Nana’s mother couldn’t convince the father. In fact, domestic riot broke out in which her father suspended the evening Bible studies, put the Bible aside in order to deal with his wife and their sinful daughter who, as he put it, was getting initiated into prostitution.
A week after Nana had been discharged from hospital, the father decided to use violence and beat sense back into her mind. He gave her several slaps and threatened, “I’ll destroy you if you don’t disclose to me what happened. If it was abortion, you must tell me where it took place and what happened to the child. If you killed it, I demand you tell me where you threw the body, whether in a pit latrine or in the forest somewhere.”
Remembering Lia’s death threat, now she was torn between being destroyed by her father and being killed by Lia. She broke and told the most shocking story she had never dreamt of telling. She described what Mark Lia had done to her and the death threat as the aftermath of the rape. Then she disclosed what exactly she had done in Nakuru and where she had deposited the baby.
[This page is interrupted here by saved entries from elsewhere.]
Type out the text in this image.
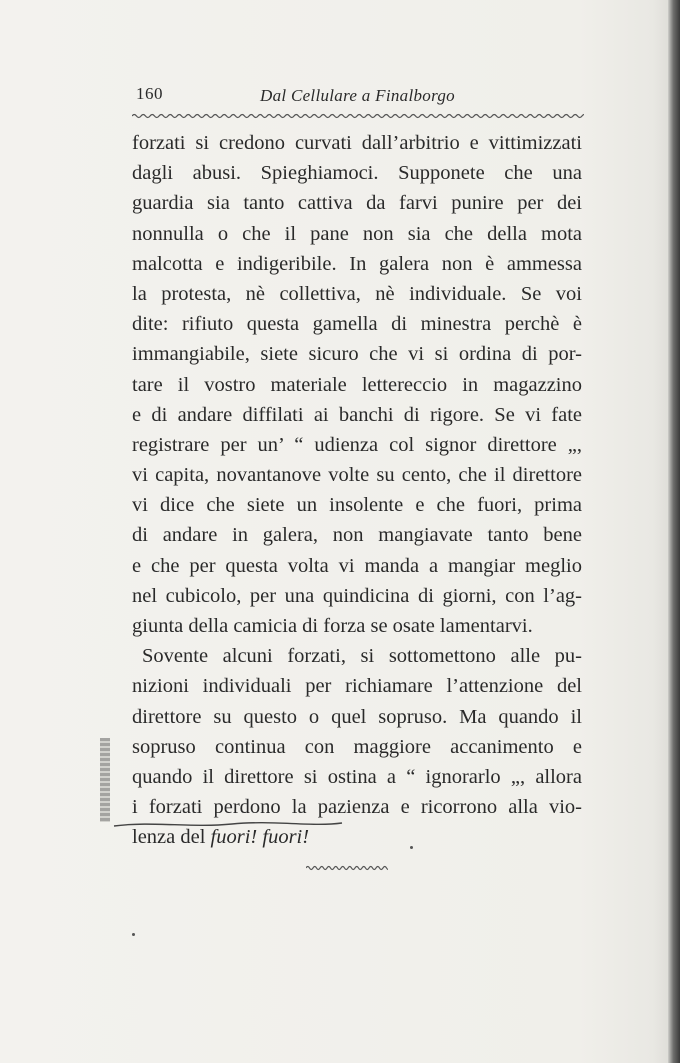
160	Dal Cellulare a Finalborgo
forzati si credono curvati dall’arbitrio e vittimizzati
dagli abusi. Spieghiamoci. Supponete che una
guardia sia tanto cattiva da farvi punire per dei
nonnulla o che il pane non sia che della mota
malcotta e indigeribile. In galera non è ammessa
la protesta, nè collettiva, nè individuale. Se voi
dite: rifiuto questa gamella di minestra perchè è
immangiabile, siete sicuro che vi si ordina di por-
tare il vostro materiale lettereccio in magazzino
e di andare diffilati ai banchi di rigore. Se vi fate
registrare per un’ “ udienza col signor direttore „,
vi capita, novantanove volte su cento, che il direttore
vi dice che siete un insolente e che fuori, prima
di andare in galera, non mangiavate tanto bene
e che per questa volta vi manda a mangiar meglio
nel cubicolo, per una quindicina di giorni, con l’ag-
giunta della camicia di forza se osate lamentarvi.
Sovente alcuni forzati, si sottomettono alle pu-
nizioni individuali per richiamare l’attenzione del
direttore su questo o quel sopruso. Ma quando il
sopruso continua con maggiore accanimento e
quando il direttore si ostina a “ ignorarlo „, allora
i forzati perdono la pazienza e ricorrono alla vio-
lenza del fuori! fuori!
Circumstances forced Pastor Joseph Ndoy to bite the bullet. After making arrangements, three men left for Nakuru accompanied by Nana. It was the greatest relief for Dr Koech arap Choge, who demanded that the baby would only be taken away in presence of his wife.
Pastor Joseph Ndoy did not call Mark Lia to come home. One day he stormed at his home in flames, ready to destroy Lia for the crime. This time, without crying “Praise the Lord,” Mark Lia implored, “Joseph, I’ve got no words with which to express my heinous crime. Please, don’t take me anywhere; ask for whatever compensation and I’ll pay even if it be half of my estate and let the matter remain between you and the four walls. Spare me destruction before my family.”
Through a proxy Mark Lia helped Nana open a bank account in which Mark Lia deposited enough money to bring up the child for eighteen years and educate her through university. Since he could not raise the money, he sold one of his city plots to get the money.
Nana lived to wonder whether the “Evening Bible Studies” had been a blessing in disguise for, her father with his mean pastoral earnings, could not have afforded to educate her to get her Bachelors Degree in Economics, which gave her a good job in a bank.